The reasons for people trying to end their lives are varied but Attawapiskat leaders point to an underlying despondency and pessimism among their people as well as an increasing number of prescription drug overdoses since December.

Living in isolated communities with chronic unemployment and crowded housing, some young aboriginals lack clean water but have easy Internet access, giving them a glimpse of affluence in the rest of Canada. Attawapiskat, 966 km (600 miles) north of Ottawa on James Bay, is only accessible by plane or winter ice road.

“We feel isolated — we don’t feel part of the rest of the world,” said Grand Chief Sheila North Wilson of Manitoba Keewatinowi Okimakanak, who represents 30 aboriginal communities. “The basic needs are astronomical.”

Canada’s 1.4 million aboriginals, who make up about four percent of the population, have a lower life expectancy than other Canadians and are more often victims of violent crime. The problems plaguing aboriginals gained prominence in January when a gunman killed four people in La Loche, Saskatchewan. An aboriginal teenager was charged in the shootings.

The emergency parliamentary session was requested by New Democrat legislator Charlie Angus whose constituency includes Attawapiskat. Angus wants Ottawa do more “to end this cycle of crisis and death among young people.”

Another Canadian aboriginal community in the western province of Manitoba reported six suicides in two months and 140 suicide attempts in two weeks in an appeal for federal aid last month.

Health officials said seven young people overdosed together in Attawapiskat on Saturday.

“An individual attempt at suicide is bad enough itself, but if there seems to be a group thing, it’s even more cause for alarm,” said National Chief Perry Bellegarde of the Assembly of First Nations, Canada’s main aboriginal political group.

Attawapiskat, which has 2,000 people and is near a diamond mine, the state of emergency was the fifth since 2006. It has previously sounded the alarm over flooding and raw sewage issues, poor drinking water and a housing crisis.

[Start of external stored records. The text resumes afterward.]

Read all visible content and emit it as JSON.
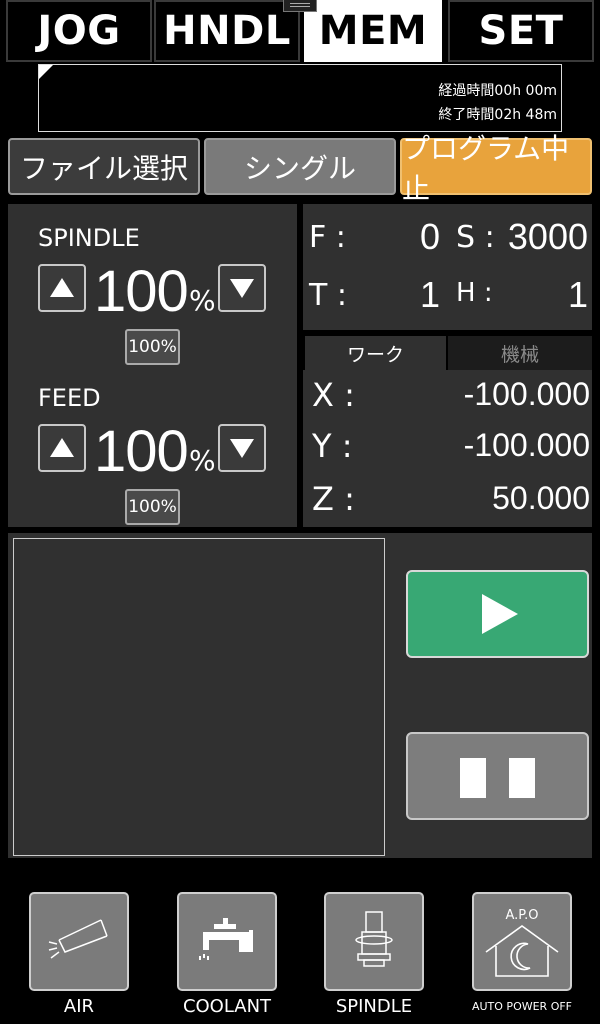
{
  "tabs": [
    "JOG",
    "HNDL",
    "MEM",
    "SET"
  ],
  "active_tab": "MEM",
  "program": {
    "elapsed": "経過時間00h 00m",
    "remaining": "終了時間02h 48m"
  },
  "actions": {
    "file_select": "ファイル選択",
    "single": "シングル",
    "program_stop": "プログラム中止"
  },
  "override": {
    "spindle": {
      "label": "SPINDLE",
      "value": "100",
      "unit": "%",
      "reset": "100%"
    },
    "feed": {
      "label": "FEED",
      "value": "100",
      "unit": "%",
      "reset": "100%"
    }
  },
  "status": {
    "f_label": "F :",
    "f_value": "0",
    "s_label": "S :",
    "s_value": "3000",
    "t_label": "T :",
    "t_value": "1",
    "h_label": "H :",
    "h_value": "1"
  },
  "coords": {
    "tabs": [
      "ワーク",
      "機械"
    ],
    "active": "ワーク",
    "x_label": "X :",
    "x": "-100.000",
    "y_label": "Y :",
    "y": "-100.000",
    "z_label": "Z :",
    "z": "50.000"
  },
  "bottom": {
    "air": "AIR",
    "coolant": "COOLANT",
    "spindle": "SPINDLE",
    "apo_badge": "A.P.O",
    "apo": "AUTO POWER OFF"
  },
  "colors": {
    "background": "#000000",
    "panel": "#303030",
    "start": "#38a874",
    "stop": "#e8a33c",
    "button_gray": "#7b7b7b"
  }
}
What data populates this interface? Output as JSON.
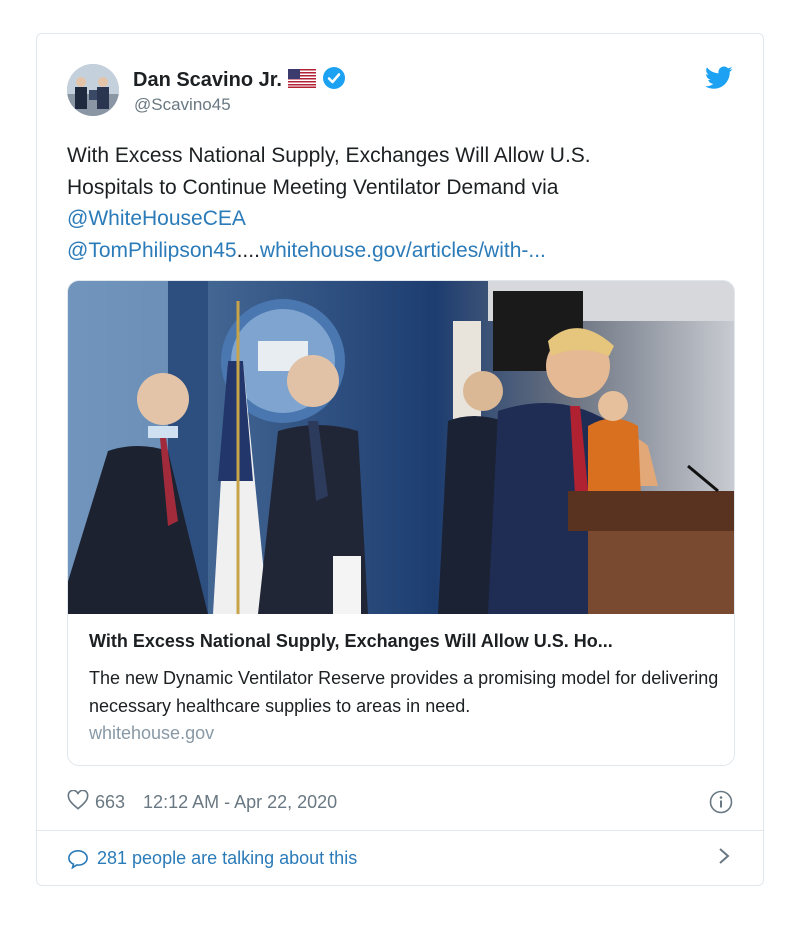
{
  "author": {
    "name": "Dan Scavino Jr.",
    "flag": "🇺🇸",
    "handle": "@Scavino45",
    "verified": true
  },
  "brand": {
    "logo_icon": "twitter-bird-icon",
    "color": "#1da1f2"
  },
  "tweet": {
    "text_line1": "With Excess National Supply, Exchanges Will Allow U.S.",
    "text_line2": "Hospitals to Continue Meeting Ventilator Demand via",
    "mention1": "@WhiteHouseCEA",
    "mention2": "@TomPhilipson45",
    "ellipsis": "....",
    "url": "whitehouse.gov/articles/with-..."
  },
  "link_card": {
    "title": "With Excess National Supply, Exchanges Will Allow U.S. Ho...",
    "description": "The new Dynamic Ventilator Reserve provides a promising model for delivering necessary healthcare supplies to areas in need.",
    "domain": "whitehouse.gov",
    "image_icon": "press-briefing-photo"
  },
  "meta": {
    "likes": "663",
    "timestamp": "12:12 AM - Apr 22, 2020",
    "heart_icon": "heart-icon",
    "info_icon": "info-icon"
  },
  "conversation": {
    "label": "281 people are talking about this",
    "icon": "comment-icon",
    "chevron": "chevron-right-icon"
  },
  "colors": {
    "link": "#2b7bb9",
    "muted": "#697882",
    "border": "#e1e8ed",
    "verified": "#1da1f2"
  }
}
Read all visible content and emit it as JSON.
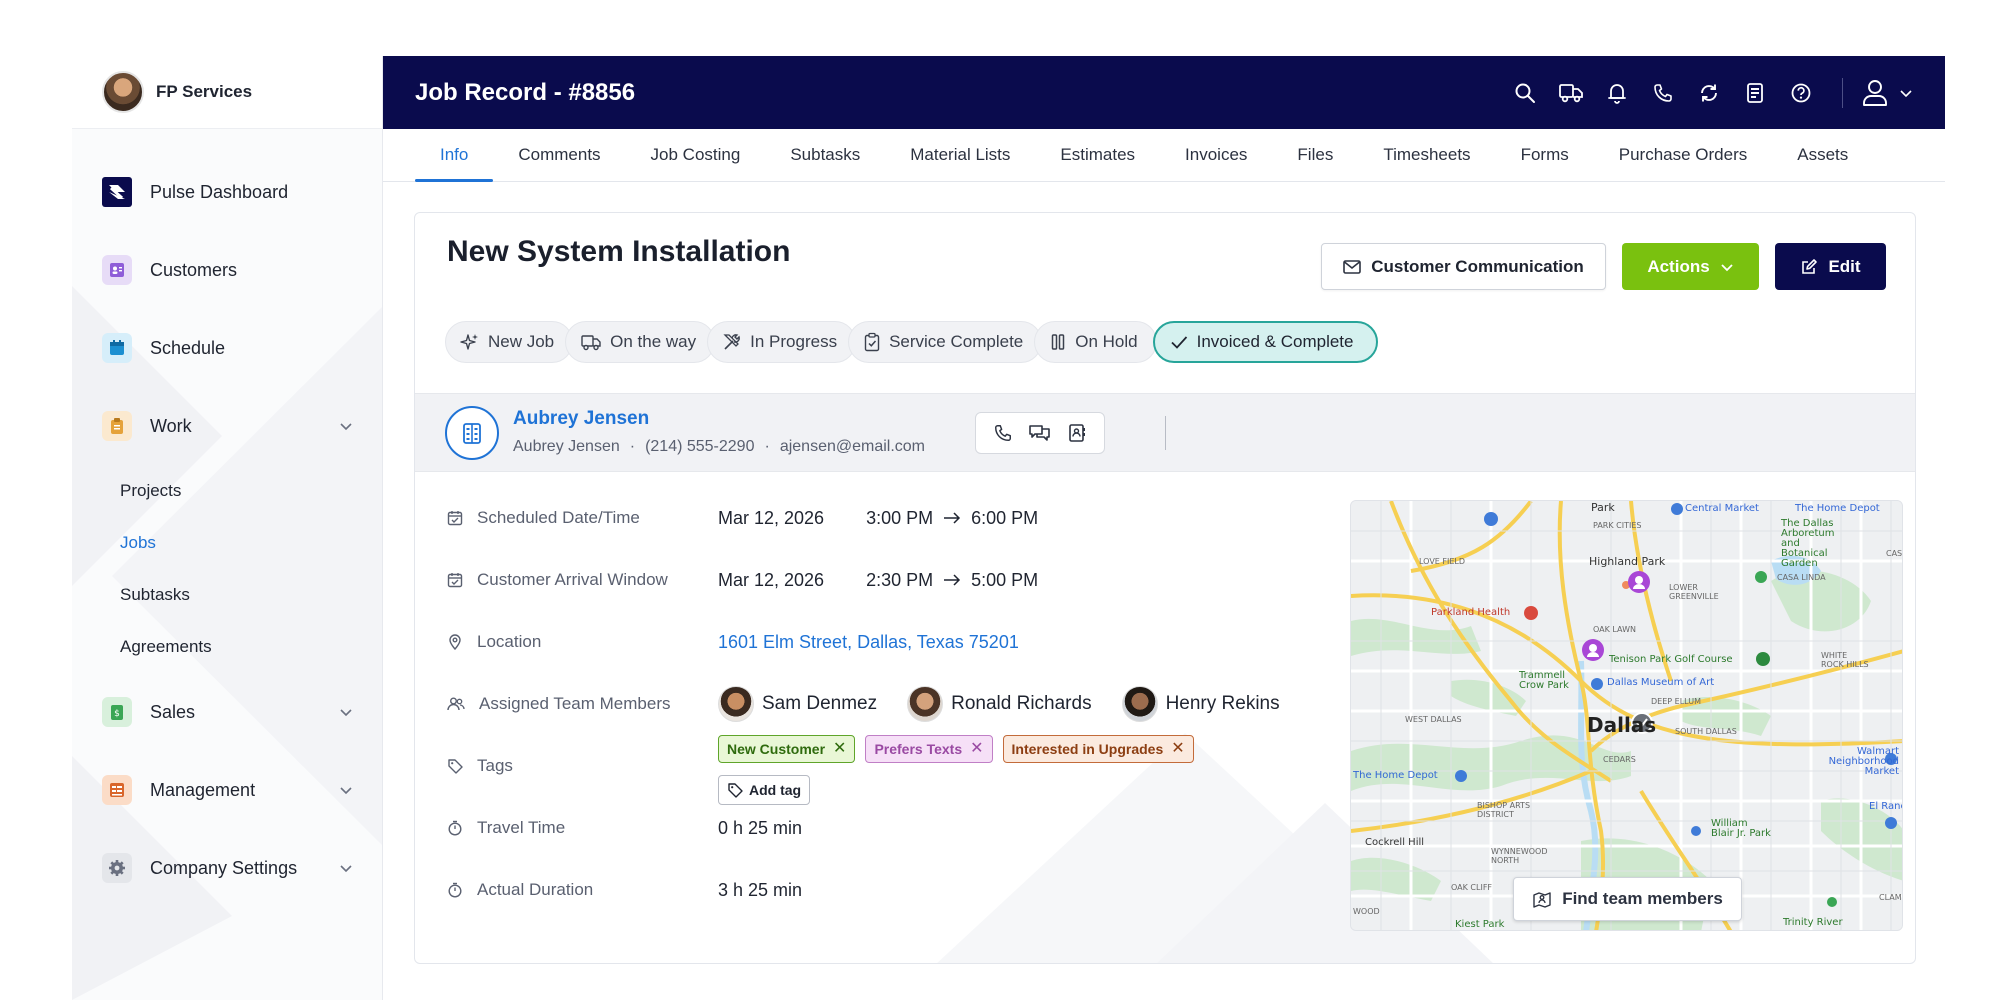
{
  "sidebar": {
    "brand": "FP Services",
    "items": [
      {
        "label": "Pulse Dashboard"
      },
      {
        "label": "Customers"
      },
      {
        "label": "Schedule"
      },
      {
        "label": "Work"
      },
      {
        "label": "Sales"
      },
      {
        "label": "Management"
      },
      {
        "label": "Company Settings"
      }
    ],
    "work_subitems": [
      "Projects",
      "Jobs",
      "Subtasks",
      "Agreements"
    ],
    "active_subitem": "Jobs"
  },
  "header": {
    "title": "Job Record - #8856",
    "icons": [
      "search-icon",
      "truck-icon",
      "bell-icon",
      "phone-icon",
      "refresh-icon",
      "receipt-icon",
      "help-icon",
      "user-icon"
    ]
  },
  "tabs": [
    "Info",
    "Comments",
    "Job Costing",
    "Subtasks",
    "Material Lists",
    "Estimates",
    "Invoices",
    "Files",
    "Timesheets",
    "Forms",
    "Purchase Orders",
    "Assets"
  ],
  "active_tab": "Info",
  "job": {
    "title": "New System Installation",
    "buttons": {
      "communication": "Customer Communication",
      "actions": "Actions",
      "edit": "Edit"
    },
    "statuses": [
      "New Job",
      "On the way",
      "In Progress",
      "Service Complete",
      "On Hold",
      "Invoiced & Complete"
    ],
    "current_status": "Invoiced & Complete"
  },
  "customer": {
    "name": "Aubrey Jensen",
    "contact_name": "Aubrey Jensen",
    "phone": "(214) 555-2290",
    "email": "ajensen@email.com",
    "separator": "·"
  },
  "details": {
    "scheduled": {
      "label": "Scheduled Date/Time",
      "date": "Mar 12, 2026",
      "start": "3:00 PM",
      "end": "6:00 PM"
    },
    "arrival": {
      "label": "Customer Arrival Window",
      "date": "Mar 12, 2026",
      "start": "2:30 PM",
      "end": "5:00 PM"
    },
    "location": {
      "label": "Location",
      "value": "1601 Elm Street, Dallas, Texas 75201"
    },
    "team": {
      "label": "Assigned Team Members",
      "members": [
        "Sam Denmez",
        "Ronald Richards",
        "Henry Rekins"
      ]
    },
    "tags": {
      "label": "Tags",
      "items": [
        "New Customer",
        "Prefers Texts",
        "Interested in Upgrades"
      ],
      "add_label": "Add tag"
    },
    "travel": {
      "label": "Travel Time",
      "value": "0 h 25 min"
    },
    "duration": {
      "label": "Actual Duration",
      "value": "3 h 25 min"
    }
  },
  "map": {
    "find_button": "Find team members",
    "labels": {
      "dallas": "Dallas",
      "park": "Park",
      "park_cities": "PARK CITIES",
      "central_market": "Central Market",
      "home_depot_top": "The Home Depot",
      "arboretum": "The Dallas Arboretum and Botanical Garden",
      "love_field": "LOVE FIELD",
      "highland_park": "Highland Park",
      "lower_greenville": "LOWER GREENVILLE",
      "casa_linda": "CASA LINDA",
      "parkland": "Parkland Health",
      "oak_lawn": "OAK LAWN",
      "tenison": "Tenison Park Golf Course",
      "white_rock": "WHITE ROCK HILLS",
      "trammell": "Trammell Crow Park",
      "dma": "Dallas Museum of Art",
      "deep_ellum": "DEEP ELLUM",
      "west_dallas": "WEST DALLAS",
      "south_dallas": "SOUTH DALLAS",
      "cedars": "CEDARS",
      "walmart": "Walmart Neighborhood Market",
      "home_depot_left": "The Home Depot",
      "bishop_arts": "BISHOP ARTS DISTRICT",
      "el_rancho": "El Ranc",
      "william_blair": "William Blair Jr. Park",
      "cockrell": "Cockrell Hill",
      "wynnewood": "WYNNEWOOD NORTH",
      "oak_cliff": "OAK CLIFF",
      "kiest": "Kiest Park",
      "trinity": "Trinity River",
      "woo": "WOOD",
      "cas": "CAS",
      "clam": "CLAM"
    }
  },
  "colors": {
    "navy": "#0a0b4d",
    "accent_blue": "#1f73d6",
    "actions_green": "#7ac10f",
    "status_teal": "#27a59a"
  }
}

The federal government and other local authorities have sent 18 additional workers, including counselors, mental health workers and police, for an undetermined time, said Keith Conn, an assistant deputy minister in the Canadian health department. Four healthcare workers who were already in Attawapiskat have been moved out temporarily to rest.

A tattered Canadian flag flies over a teepee in Attawapiskat, Ontario, in this file photo taken December 17, 2011. Photo: Reuters/Frank Gunn, File
A tattered Canadian flag flies over a teepee in Attawapiskat, Ontario, in this file photo taken December 17, 2011. Photo: Reuters/Frank Gunn, File

In 2011, the United Nations special rapporteur for indigenous people said he was “deeply concerned” about living conditions in the Attawapiskat First Nation, which means people of the parting rocks.

Resident Jackie Hookimaw-Witt, whose teenage niece committed suicide last autumn, said it was the third attempt for one 13-year-old girl who survived on Saturday. She said the girl had been challenged to kill herself on social media.

In Cross Lake, Manitoba, dozens of people, many of them youths, have attempted suicide this year, said community health director Helga Hamilton. In some cases, teenagers talked about group suicide before attempting to kill themselves separately.

“There were never suicide pacts before in the last 30 years that I’m aware of,” Hamilton said.

Canadian Prime Minister Justin Trudeau, who called this weekend’s suicide attempts “heartbreaking”, took power last year promising to tackle high levels of poverty, shoddy housing and poor health among aboriginal residents and promised a new “nation-to-nation relationship.”

Health Minister Jane Philpott told reporters that there are “huge gaps” in mental health services for aboriginal communities, and the government would work to address them.

“It is completely unacceptable in a country as rich in resources as Canada that young people should get to the point that their life seems worthless and that they would want to end it,” she said in parliament.

Last month, Canada said it would spend an extra C$8.37 billion over five years to help the aboriginal population deal with dire living conditions.